Some would say that the marketing of persona is pretty standard fare for today’s political climate, irrespective of political party.
When Rudy Giuliani’s chances for the Republican presidential nomination are discussed, for example, it is almost a given that his valiant leadership following the Sept. 11 attacks advantageously casts him as a patriot with knowledge of what to do in an emergency. More importantly for Giuliani, such an image may help to soften reports of his bad blood with firefighters.
And, as reported in U.S. News & World Report, Hilary Clinton’s campaign has been working to desperately revamp her stern, and, at times, even vitriolic image, as it can resound negatively in polls.
Unsurprisingly, Clinton’s heated demands that Obama return a campaign nomination from someone she had once considered a pocketed crony didn’t help her anti-corporate, anti-wealth senator-during-the-week, mother-who-likes-to-politely-bake-cookies-on-the-weekend image.
Such image peddling can become excessive.

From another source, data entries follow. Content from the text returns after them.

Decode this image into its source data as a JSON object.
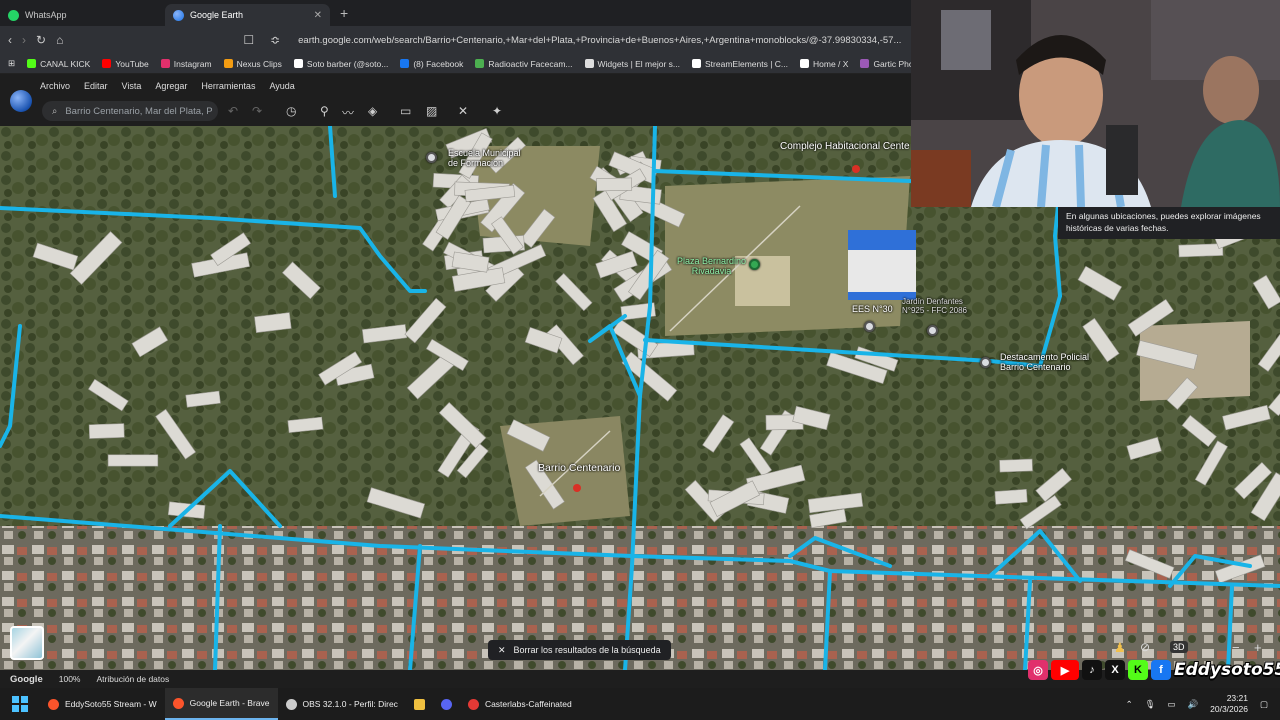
{
  "browser": {
    "tabs": [
      {
        "title": "WhatsApp",
        "active": false,
        "icon": "whatsapp-icon",
        "color": "#25d366"
      },
      {
        "title": "Google Earth",
        "active": true,
        "icon": "google-earth-icon",
        "color": "#4285f4"
      }
    ],
    "new_tab": "+",
    "url": "earth.google.com/web/search/Barrio+Centenario,+Mar+del+Plata,+Provincia+de+Buenos+Aires,+Argentina+monoblocks/@-37.99830334,-57...",
    "bookmarks": [
      {
        "label": "CANAL KICK",
        "color": "#53fc18"
      },
      {
        "label": "YouTube",
        "color": "#ff0000"
      },
      {
        "label": "Instagram",
        "color": "#e1306c"
      },
      {
        "label": "Nexus Clips",
        "color": "#f39c12"
      },
      {
        "label": "Soto barber (@soto...",
        "color": "#ffffff"
      },
      {
        "label": "(8) Facebook",
        "color": "#1877f2"
      },
      {
        "label": "Radioactiv Facecam...",
        "color": "#4caf50"
      },
      {
        "label": "Widgets | El mejor s...",
        "color": "#dddddd"
      },
      {
        "label": "StreamElements | C...",
        "color": "#ffffff"
      },
      {
        "label": "Home / X",
        "color": "#ffffff"
      },
      {
        "label": "Gartic Phone - Tele",
        "color": "#9b59b6"
      }
    ]
  },
  "earth": {
    "menu": [
      "Archivo",
      "Editar",
      "Vista",
      "Agregar",
      "Herramientas",
      "Ayuda"
    ],
    "search_value": "Barrio Centenario, Mar del Plata, P",
    "clear_results": "Borrar los resultados de la búsqueda",
    "status": {
      "logo": "Google",
      "zoom": "100%",
      "attribution": "Atribución de datos"
    },
    "tooltip": "En algunas ubicaciones, puedes explorar imágenes históricas de varias fechas.",
    "view_3d": "3D",
    "labels": [
      {
        "text": "Escuela Municipal de Formacion",
        "lines": [
          "Escuela Municipal",
          "de Formacion"
        ]
      },
      {
        "text": "Complejo Habitacional Cente",
        "lines": [
          "Complejo Habitacional Cente"
        ]
      },
      {
        "text": "Plaza Bernardino Rivadavia",
        "lines": [
          "Plaza Bernardino",
          "Rivadavia"
        ]
      },
      {
        "text": "EES N°30",
        "lines": [
          "EES N°30"
        ]
      },
      {
        "text": "Jardín Denfantes N°925 - FFC 2086",
        "lines": [
          "Jardín Denfantes",
          "N°925 - FFC 2086"
        ]
      },
      {
        "text": "Destacamento Policial Barrio Centenario",
        "lines": [
          "Destacamento Policial",
          "Barrio Centenario"
        ]
      },
      {
        "text": "Barrio Centenario",
        "lines": [
          "Barrio Centenario"
        ]
      }
    ]
  },
  "overlay": {
    "handle": "Eddysoto55",
    "socials": [
      {
        "name": "instagram-icon",
        "glyph": "◎",
        "color": "#e1306c"
      },
      {
        "name": "youtube-icon",
        "glyph": "▶",
        "color": "#ff0000"
      },
      {
        "name": "tiktok-icon",
        "glyph": "♪",
        "color": "#111111"
      },
      {
        "name": "x-icon",
        "glyph": "X",
        "color": "#111111"
      },
      {
        "name": "kick-icon",
        "glyph": "K",
        "color": "#53fc18"
      },
      {
        "name": "facebook-icon",
        "glyph": "f",
        "color": "#1877f2"
      }
    ]
  },
  "taskbar": {
    "items": [
      {
        "label": "EddySoto55 Stream - W",
        "color": "#fb542b",
        "active": false
      },
      {
        "label": "Google Earth - Brave",
        "color": "#fb542b",
        "active": true
      },
      {
        "label": "OBS 32.1.0 - Perfil: Direc",
        "color": "#cccccc",
        "active": false
      },
      {
        "label": "",
        "color": "#f0c040",
        "active": false
      },
      {
        "label": "",
        "color": "#5865f2",
        "active": false
      },
      {
        "label": "Casterlabs-Caffeinated",
        "color": "#e53935",
        "active": false
      }
    ],
    "time": "23:21",
    "date": "20/3/2026"
  }
}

Sure, it’s understandable that politicians will try to be most things to most people, but the line is crossed when constituents treat image and crude rhetoric with more importance than policy making.
Consider Obama’s recent rally in the courtyard of the Cuban Club in Ybor City, for example. Since announcing his presidential run, the talk surrounding Obama has been almost exclusively about how he moves a crowd.
As reported in the Tampa Tribune, he’s got that special charismatic “something” that reminds people of Bobby Kennedy.
This charisma worked in Ybor as follows: Obama alluded to weather in such a way as to make it seem like there’s some greater purpose or sanction to his campaign. The fact that the storm lifted and thus didn’t spoil the shindig was treated with an eye-roll inducing hyperbole: “The sun is shining on me,” he said. He kept on about the weather. Later in his speech, he spoke about how his candidacy reflected not only “winds of change,” but a “breeze.”
The problem with wind and breezes is that it’s easy to get blown into the type of hype that allows for ridiculous – but nevertheless crowd-pleasing – remarks to pass by without scrutiny.
As explained in the Tribune, Obama thinks people react to politics with cynicism because private health insurance providers set prices for health care and oil companies set prices for energy. Although both statements contain troubling omissions – that non-payers drive up health care costs, that oil prices fluctuate due to geopolitics and OPEC – I don’t understand why such a reasonable set-up would push Americans into the depths of bitterness and apathy. Providers of goods and services should continue to have a hand in the prices of the goods and services they sell to voluntary consumers.
Obama is also adamant about community obligation and common purpose extending beyond personal responsibility: “We are responsible not just for ourselves but for the well-being of others. That’s what built this country,” he said.
Of course, this notion comes complete with a desire to impose such an obligation with legally sanctioned force. More of my money, presumably, will be withheld in taxes because being an American now obligates me to take care of others’ health needs and pay for research for green energy.
I wonder where the forceful, obligation-based idea of citizenship is found in the Constitution – it reads to me like the document is more concerned with the idea of protection from government abuses. Though Obama may compare America to a book, it is important to remember that any book that’s supposed to be written by America as a whole is likely to suffer the same fate as a group project given to students by a teacher. Whatever capital is required to make “change” to write that new chapter – “change” meaning what is needed to pay for social spending – is produced in the same way that group project is. And just like that group project, it will eventually and inevitably be completed with just a few shouldering the burden of the whole.
Victoria Bekiempis is a sophomore majoring in history and French.